O projeto de extermínio das culturas indígenas, proposto e executado pela equipe que rege o Brasil desde janeiro de 2019, volta-se agora igualmente contra nós, que vemos, com olhos arregalados, e trancados em nossas casas, as nossas vidas em risco, nas mãos de governantes incompetentes.

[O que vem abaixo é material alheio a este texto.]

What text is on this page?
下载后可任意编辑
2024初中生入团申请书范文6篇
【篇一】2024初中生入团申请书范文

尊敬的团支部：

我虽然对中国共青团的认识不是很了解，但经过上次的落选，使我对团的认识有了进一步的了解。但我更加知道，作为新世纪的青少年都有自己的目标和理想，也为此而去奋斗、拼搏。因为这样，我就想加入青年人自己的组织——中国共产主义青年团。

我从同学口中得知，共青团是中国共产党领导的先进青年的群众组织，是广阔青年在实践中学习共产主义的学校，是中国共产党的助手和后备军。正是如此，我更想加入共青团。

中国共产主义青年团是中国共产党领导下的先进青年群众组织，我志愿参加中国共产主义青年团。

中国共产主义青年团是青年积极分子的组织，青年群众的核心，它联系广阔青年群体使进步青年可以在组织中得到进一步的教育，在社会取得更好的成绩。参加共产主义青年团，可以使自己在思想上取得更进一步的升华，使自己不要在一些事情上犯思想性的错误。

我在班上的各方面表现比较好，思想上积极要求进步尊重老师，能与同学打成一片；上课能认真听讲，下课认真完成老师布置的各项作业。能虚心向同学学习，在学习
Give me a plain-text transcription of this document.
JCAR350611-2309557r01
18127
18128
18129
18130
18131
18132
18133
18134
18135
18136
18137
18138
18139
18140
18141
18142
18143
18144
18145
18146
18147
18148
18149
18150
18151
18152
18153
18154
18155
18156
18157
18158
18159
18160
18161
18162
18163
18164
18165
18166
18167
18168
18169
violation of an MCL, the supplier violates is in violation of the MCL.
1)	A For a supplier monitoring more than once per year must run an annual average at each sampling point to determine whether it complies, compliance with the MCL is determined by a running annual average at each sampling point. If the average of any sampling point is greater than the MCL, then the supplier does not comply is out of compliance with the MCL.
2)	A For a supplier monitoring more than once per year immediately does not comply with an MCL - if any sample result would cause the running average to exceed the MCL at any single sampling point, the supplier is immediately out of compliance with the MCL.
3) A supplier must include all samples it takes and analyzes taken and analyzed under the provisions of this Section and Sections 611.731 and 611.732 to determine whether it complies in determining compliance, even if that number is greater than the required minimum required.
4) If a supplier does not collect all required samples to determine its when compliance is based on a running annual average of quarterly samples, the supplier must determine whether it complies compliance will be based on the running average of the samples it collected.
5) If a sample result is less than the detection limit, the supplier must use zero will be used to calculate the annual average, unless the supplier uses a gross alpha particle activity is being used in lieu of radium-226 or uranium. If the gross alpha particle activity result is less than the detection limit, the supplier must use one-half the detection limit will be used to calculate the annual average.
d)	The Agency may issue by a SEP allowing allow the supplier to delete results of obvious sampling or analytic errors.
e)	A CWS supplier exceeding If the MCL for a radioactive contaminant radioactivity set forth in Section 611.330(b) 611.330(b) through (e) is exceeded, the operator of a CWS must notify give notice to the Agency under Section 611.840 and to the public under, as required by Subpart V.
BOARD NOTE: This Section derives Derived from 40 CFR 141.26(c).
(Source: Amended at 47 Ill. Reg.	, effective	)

As palavras do xamã e líder yanomami Davi Kopenawa, proferidas muito antes da pandemia, à luz de sua preocupação com a destruição ambiental, tentam explicar aos ignorantes que o desastre por vir afetará igualmente a todos:
Se o céu escurecer e a terra ficar toda alagada, eles [os brancos] não vão mais poder ficar empoleirados em seus prédios nem correr no peito do céu sentados em seus aviões! Se Omoari, o ser do tempo seco se instalar de vez perto deles, eles só terão fios de água para beber e assim vão morrer de sede. É bem possível que isso aconteça mesmo.1
Mais atônitos ficamos ao ver que, em meio ao caos da pandemia, o projeto de destruição da Amazônia e seus povos autóctones se acelera, com os convites à grilagem, mineração ilegal e invasões de todos os tipos, acompanhados do desmonte dos órgãos de fiscalização ambientais e indigenistas, produzindo mais contaminação e doenças. O novo vírus, ao invés de obstáculo, tornou-se um trampolim para as ações criminosas, invisibilizando-as em meio às notícias sobre a doença. Sabe-se que, sem a garantia de integridade de seus territórios, os indígenas não podem sobreviver, com ou sem vírus. O agravante agora é que, com as suas terras invadidas, não têm mais lugares seguros para fugir ao buscar proteção contra a doença, pois ela lhes é trazida diretamente pelos invasores.